Here we explore, through 𝑁-body simulations, the implications of the simplest disc and pebble accretion model on the formation of the giant planets in the solar system. A steady-state accretion scenario with an assumed ring structure in the disc at 5 AU was adopted for the simulations. A 10-parameter space was explored, including disk parameters related to gas — such as the gas diffusion rate and the strength of disk turbulence — as well as parameters concerning planetesimals, including their number, mass, and spatial distribution.

In this framework, giant planet formation is most sensitive to the accretion sticking efficiency in addition to all the gas disk parameters. The probability distribution of the final location of the giant planets is approximately constant in log r, suggesting there is a slight preference for formation closer to the Sun, but no preference for more massive planets to form closer. We compute the average formation time for proto-Jupiter to reach 10 Earth masses to be 1.1 ± 0.3 Myr and for proto-Saturn 3.3 ± 0.4 Myr, while for the ice giants this increases to ~5 Myr.
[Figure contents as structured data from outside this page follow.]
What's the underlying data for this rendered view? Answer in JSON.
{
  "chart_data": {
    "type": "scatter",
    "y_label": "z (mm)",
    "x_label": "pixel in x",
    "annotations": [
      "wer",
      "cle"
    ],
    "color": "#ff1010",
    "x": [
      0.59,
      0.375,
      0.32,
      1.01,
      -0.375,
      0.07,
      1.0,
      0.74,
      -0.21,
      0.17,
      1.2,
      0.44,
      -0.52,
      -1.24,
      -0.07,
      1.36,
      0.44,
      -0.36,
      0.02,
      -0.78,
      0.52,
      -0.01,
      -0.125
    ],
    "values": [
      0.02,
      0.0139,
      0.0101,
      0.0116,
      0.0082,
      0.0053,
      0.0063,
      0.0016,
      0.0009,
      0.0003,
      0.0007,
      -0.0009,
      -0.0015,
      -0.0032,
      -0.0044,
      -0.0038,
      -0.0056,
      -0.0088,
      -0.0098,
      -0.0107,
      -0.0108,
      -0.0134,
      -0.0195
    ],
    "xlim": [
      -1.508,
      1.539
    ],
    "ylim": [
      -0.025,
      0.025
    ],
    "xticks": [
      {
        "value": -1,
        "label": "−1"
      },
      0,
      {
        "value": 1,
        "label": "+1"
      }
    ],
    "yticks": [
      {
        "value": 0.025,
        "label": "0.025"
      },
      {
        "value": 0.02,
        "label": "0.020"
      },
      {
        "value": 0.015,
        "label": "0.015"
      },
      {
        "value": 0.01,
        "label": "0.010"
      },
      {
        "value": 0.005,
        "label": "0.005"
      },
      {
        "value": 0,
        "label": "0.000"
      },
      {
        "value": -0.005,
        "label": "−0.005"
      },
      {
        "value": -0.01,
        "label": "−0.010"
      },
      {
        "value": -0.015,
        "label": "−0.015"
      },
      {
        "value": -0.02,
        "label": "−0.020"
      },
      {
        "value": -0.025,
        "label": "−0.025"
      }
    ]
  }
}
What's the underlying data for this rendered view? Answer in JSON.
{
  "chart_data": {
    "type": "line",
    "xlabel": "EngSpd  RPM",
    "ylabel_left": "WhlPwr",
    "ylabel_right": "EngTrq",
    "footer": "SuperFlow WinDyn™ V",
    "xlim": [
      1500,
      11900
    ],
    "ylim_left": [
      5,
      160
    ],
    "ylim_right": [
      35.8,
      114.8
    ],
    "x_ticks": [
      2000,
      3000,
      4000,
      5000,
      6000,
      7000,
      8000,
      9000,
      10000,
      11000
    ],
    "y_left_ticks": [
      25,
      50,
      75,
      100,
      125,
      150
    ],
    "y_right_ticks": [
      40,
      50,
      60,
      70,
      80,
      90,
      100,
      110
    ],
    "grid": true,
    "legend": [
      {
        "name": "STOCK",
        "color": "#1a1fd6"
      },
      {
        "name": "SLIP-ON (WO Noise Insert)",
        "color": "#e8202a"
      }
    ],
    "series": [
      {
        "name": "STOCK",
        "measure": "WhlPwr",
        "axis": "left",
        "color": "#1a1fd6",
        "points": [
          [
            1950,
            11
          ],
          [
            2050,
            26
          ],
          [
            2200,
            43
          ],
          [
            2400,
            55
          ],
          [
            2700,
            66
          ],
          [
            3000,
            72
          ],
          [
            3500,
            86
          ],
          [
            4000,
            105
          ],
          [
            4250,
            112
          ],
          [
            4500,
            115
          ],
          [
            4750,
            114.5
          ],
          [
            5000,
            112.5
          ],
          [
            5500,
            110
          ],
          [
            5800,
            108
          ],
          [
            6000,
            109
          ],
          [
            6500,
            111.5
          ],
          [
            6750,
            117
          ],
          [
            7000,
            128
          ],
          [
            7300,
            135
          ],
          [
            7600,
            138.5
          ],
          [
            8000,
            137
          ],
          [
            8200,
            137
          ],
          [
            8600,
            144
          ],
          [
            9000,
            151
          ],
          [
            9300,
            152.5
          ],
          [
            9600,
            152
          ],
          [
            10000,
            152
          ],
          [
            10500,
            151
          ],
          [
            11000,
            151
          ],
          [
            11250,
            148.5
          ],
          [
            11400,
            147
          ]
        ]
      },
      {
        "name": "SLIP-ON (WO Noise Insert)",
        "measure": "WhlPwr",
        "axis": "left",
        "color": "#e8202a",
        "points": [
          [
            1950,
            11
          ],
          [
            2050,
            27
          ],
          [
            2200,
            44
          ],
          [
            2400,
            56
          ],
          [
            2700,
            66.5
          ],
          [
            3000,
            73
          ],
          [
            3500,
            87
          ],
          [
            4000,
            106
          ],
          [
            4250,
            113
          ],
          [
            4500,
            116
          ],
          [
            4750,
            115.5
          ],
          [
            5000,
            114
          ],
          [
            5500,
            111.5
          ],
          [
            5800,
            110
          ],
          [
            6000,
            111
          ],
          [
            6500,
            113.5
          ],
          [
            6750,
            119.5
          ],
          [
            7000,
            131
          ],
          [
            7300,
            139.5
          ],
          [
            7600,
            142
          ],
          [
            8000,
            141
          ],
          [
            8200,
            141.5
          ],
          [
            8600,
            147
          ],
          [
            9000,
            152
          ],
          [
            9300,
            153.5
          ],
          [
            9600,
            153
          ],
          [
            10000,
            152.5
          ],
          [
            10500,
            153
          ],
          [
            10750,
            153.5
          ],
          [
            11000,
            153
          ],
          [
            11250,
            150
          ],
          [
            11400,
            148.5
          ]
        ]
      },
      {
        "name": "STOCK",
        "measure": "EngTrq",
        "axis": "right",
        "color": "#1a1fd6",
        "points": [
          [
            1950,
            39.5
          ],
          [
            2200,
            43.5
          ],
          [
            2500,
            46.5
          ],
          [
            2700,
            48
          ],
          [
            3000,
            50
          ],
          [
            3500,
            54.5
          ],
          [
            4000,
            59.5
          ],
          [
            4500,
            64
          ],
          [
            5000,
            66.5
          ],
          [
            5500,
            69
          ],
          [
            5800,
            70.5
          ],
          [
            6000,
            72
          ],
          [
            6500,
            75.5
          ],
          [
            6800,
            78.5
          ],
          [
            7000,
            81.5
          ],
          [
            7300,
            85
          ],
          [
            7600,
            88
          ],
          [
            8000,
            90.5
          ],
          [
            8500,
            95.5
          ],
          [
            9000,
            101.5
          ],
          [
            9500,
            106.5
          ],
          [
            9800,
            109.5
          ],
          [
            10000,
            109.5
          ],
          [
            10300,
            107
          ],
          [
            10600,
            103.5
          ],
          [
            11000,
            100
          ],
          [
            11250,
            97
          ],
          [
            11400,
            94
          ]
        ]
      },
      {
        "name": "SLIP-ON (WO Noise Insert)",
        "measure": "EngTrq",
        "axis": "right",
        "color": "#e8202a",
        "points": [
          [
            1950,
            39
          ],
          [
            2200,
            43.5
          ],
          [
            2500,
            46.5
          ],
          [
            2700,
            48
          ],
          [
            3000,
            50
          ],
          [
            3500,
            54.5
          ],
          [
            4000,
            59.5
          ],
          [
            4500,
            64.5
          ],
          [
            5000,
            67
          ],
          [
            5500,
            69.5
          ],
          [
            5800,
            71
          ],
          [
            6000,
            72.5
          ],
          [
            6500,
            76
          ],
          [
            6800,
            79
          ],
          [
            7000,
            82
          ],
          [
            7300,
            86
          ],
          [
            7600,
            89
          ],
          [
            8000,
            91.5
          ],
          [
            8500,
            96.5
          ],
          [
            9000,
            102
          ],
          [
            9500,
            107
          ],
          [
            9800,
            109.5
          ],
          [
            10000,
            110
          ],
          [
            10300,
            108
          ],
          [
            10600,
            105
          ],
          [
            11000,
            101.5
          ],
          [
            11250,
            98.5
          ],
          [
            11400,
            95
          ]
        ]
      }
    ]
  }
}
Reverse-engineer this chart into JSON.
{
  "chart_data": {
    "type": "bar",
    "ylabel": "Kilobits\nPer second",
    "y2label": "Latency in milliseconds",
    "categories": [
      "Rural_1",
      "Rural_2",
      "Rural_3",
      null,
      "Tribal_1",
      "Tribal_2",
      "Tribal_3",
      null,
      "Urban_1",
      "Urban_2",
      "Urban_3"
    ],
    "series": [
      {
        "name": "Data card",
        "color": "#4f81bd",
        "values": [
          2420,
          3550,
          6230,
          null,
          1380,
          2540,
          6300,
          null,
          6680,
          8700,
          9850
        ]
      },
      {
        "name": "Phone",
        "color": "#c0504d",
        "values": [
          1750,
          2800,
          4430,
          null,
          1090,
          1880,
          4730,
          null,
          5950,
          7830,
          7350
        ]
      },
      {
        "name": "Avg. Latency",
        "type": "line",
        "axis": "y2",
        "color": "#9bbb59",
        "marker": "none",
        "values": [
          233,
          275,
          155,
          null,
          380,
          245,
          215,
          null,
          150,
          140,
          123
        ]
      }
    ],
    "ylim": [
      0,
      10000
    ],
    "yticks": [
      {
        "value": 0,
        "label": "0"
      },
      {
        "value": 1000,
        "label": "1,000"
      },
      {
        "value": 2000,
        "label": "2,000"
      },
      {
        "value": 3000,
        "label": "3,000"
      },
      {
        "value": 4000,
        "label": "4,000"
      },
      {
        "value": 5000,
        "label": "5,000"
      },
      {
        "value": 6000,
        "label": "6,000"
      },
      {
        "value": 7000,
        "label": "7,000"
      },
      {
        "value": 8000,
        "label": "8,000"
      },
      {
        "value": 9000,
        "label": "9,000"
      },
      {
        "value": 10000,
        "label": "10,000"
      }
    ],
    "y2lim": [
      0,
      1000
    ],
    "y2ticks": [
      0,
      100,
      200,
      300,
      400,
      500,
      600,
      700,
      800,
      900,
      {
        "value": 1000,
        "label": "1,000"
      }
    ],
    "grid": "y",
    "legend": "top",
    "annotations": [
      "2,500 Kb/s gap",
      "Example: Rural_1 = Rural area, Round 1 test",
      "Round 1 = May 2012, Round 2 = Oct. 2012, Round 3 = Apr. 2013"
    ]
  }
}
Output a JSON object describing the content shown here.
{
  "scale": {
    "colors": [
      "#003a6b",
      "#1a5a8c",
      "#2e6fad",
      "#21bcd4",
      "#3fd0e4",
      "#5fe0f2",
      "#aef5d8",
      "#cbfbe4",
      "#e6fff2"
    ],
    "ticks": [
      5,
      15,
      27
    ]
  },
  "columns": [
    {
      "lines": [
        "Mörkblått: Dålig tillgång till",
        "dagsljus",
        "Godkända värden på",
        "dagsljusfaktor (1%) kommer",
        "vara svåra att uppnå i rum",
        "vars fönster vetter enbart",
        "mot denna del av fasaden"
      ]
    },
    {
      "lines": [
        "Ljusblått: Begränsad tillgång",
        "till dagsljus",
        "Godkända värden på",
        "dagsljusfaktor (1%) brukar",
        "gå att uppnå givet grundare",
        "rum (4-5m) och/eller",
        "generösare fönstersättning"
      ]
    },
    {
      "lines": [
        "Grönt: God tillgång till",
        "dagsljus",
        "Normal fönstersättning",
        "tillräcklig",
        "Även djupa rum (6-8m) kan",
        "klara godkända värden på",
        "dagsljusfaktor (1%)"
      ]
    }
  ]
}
The formation timescales of the cores of the gas giants are distinct, suggesting that they formed sequentially. Accordingly, ice giants formed at the very end of the gas disc’s lifetime resulting in their low gas mass. A larger parameter space and extended simulation times are required to capture the full range of possible outcomes, with particular emphasis on producing all three types of giant planets within a single simulation.